When you engage the starter, all electrical components shut down because they are supposed to. The ignition switch cuts out every circuit that goes through it except for the starter. A few things, like headlights get power because the ignition switch is not in their circuit.

To understand what is going on when you disconnect the negative battery terminal, you need to understand voltage dividers. I do not want to take up a whole lot of this websites capacity to explain that so I suggest hat you got to the website www.allaboutcircuits.com. Volume 1, chapter 6 will explain, but you may need to read chapters 1, 2 and 5 to fully understand chapter 6 which is on Kirchhoff’s Law. Concentrate on series circuits and Kirchhoff’s Voltage Law.

Heres a link to get you started.

http://www.allaboutcircuits.com/vol_1/

The short answer here is that it looks like you need a new negative battery cable. If the starter won’t work with the cable hooked up but does work when you add a jumper, then there is either an issue with the cable or the battery. If this is a factory cable with molded ends, the problem could be inside the terminal at the battery end where the cable does not make a good contact with the terminal, inside where you can’t see it.

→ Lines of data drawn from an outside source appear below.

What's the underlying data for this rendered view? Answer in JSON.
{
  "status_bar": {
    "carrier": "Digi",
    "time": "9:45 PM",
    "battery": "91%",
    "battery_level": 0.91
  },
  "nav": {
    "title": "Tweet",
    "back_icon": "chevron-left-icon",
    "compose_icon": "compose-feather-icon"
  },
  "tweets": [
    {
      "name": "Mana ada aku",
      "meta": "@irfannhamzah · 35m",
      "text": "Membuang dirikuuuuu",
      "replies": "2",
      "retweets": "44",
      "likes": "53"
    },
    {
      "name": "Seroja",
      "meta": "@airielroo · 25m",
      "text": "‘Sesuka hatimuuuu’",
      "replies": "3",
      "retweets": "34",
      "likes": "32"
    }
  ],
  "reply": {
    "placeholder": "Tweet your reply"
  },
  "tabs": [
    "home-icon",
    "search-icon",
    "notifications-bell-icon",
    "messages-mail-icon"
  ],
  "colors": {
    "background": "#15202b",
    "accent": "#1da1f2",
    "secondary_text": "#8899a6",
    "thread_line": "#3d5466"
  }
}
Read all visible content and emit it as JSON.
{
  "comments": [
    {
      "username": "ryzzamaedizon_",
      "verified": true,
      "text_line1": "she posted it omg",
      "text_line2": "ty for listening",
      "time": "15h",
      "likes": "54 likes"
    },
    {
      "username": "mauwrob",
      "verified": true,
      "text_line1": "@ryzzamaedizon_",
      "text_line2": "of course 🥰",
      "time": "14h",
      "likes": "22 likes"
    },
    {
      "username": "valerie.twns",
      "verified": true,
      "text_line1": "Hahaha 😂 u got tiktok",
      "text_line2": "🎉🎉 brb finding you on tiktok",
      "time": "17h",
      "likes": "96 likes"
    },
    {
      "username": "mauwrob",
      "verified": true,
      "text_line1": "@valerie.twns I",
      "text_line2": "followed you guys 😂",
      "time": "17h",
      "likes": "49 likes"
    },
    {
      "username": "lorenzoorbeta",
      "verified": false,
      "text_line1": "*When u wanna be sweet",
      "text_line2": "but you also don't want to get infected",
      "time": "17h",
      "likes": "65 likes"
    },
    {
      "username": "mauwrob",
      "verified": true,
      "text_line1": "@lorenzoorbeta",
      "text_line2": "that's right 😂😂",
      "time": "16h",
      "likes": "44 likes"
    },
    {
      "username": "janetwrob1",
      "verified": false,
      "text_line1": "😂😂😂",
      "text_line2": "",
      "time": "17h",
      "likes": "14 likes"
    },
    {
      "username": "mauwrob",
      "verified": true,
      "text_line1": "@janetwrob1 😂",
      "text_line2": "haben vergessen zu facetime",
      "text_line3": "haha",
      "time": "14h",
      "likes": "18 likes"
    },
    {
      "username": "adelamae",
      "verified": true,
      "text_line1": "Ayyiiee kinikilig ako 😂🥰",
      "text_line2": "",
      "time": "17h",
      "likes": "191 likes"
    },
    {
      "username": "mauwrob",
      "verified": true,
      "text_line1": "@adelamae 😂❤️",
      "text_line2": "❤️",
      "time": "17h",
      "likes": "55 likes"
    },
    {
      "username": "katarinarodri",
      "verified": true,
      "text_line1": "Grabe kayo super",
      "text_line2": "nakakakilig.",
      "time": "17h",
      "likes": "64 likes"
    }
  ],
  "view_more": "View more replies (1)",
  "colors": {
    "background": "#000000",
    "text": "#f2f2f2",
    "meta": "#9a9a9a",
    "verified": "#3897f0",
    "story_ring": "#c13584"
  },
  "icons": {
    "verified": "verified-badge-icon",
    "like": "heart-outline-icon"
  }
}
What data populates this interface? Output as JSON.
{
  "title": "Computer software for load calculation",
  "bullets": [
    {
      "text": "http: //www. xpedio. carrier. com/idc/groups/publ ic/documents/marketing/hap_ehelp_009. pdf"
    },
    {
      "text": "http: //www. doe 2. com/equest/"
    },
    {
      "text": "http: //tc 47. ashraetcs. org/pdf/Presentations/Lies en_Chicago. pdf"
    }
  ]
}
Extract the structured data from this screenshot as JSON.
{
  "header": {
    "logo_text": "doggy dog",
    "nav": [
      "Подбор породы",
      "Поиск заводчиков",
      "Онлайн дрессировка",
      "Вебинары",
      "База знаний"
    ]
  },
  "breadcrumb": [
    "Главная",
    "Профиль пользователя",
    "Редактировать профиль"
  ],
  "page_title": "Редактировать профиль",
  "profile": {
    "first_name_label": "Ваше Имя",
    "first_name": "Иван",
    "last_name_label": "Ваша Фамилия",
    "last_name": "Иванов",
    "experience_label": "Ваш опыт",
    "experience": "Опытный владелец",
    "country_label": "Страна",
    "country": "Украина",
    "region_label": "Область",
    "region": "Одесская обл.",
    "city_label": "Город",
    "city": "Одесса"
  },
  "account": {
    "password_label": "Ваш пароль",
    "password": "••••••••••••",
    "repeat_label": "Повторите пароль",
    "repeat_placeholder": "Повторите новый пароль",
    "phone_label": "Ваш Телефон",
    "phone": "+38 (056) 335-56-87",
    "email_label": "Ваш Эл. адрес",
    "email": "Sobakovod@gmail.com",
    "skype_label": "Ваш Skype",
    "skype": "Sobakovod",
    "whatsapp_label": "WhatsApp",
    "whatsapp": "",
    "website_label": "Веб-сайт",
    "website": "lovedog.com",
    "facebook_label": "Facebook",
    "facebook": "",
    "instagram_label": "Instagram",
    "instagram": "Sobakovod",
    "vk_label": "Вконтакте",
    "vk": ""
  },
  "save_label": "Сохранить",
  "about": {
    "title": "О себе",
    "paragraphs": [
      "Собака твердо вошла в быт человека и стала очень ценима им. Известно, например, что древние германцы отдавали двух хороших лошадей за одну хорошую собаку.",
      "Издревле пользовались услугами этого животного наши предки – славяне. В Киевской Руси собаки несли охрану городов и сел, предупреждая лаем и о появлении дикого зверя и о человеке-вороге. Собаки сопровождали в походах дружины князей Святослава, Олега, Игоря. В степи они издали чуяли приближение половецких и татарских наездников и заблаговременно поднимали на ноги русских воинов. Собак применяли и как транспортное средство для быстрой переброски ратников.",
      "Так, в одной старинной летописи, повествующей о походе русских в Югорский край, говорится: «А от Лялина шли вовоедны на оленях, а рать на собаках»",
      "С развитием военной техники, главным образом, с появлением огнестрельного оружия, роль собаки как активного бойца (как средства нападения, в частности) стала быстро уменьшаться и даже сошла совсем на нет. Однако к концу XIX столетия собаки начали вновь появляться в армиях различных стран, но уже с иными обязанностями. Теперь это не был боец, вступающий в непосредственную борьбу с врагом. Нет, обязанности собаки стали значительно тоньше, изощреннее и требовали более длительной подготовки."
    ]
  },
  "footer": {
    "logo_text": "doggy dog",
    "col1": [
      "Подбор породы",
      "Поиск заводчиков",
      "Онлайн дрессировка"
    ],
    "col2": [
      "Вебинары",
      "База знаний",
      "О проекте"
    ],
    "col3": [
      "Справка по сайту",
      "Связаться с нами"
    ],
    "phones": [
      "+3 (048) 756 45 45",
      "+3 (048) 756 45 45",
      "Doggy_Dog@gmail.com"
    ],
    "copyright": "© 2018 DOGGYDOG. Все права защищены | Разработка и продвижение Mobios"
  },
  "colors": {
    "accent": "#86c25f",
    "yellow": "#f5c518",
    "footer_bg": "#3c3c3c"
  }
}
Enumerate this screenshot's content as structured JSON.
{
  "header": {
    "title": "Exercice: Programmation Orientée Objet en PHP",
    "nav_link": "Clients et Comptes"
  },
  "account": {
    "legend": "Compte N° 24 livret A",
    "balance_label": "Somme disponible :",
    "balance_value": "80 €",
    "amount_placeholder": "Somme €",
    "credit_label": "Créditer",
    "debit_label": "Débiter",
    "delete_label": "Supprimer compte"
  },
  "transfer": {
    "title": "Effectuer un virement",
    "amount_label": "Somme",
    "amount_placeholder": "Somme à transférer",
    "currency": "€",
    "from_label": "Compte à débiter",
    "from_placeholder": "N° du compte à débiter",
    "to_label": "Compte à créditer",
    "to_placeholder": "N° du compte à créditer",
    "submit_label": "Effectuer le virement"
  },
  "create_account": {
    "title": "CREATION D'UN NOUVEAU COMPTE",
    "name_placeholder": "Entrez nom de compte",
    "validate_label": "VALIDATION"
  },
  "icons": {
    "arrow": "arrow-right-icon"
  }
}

When you put an ohmmeter on it, you are only passing a tiny amount of current, a few milliamps. Even a tiny contact area will give you a low resistance reading, but when you try to pass several hundred amps through that small connection, the resistance goes way up and the voltage drop across the connection also goes way up.

There is a small possibility that the issue is in the battery and the jumper cable has nothing to do with it. You first try to start, nothing happens, but inside the battery, there is activity that starts heating things up. By the time you connect the jumper cable, the battery has heated up enough to start working anyway and would have started the vehicle even if you didn’t hook up the jumper cable. Tiny possibility but still possible none the less.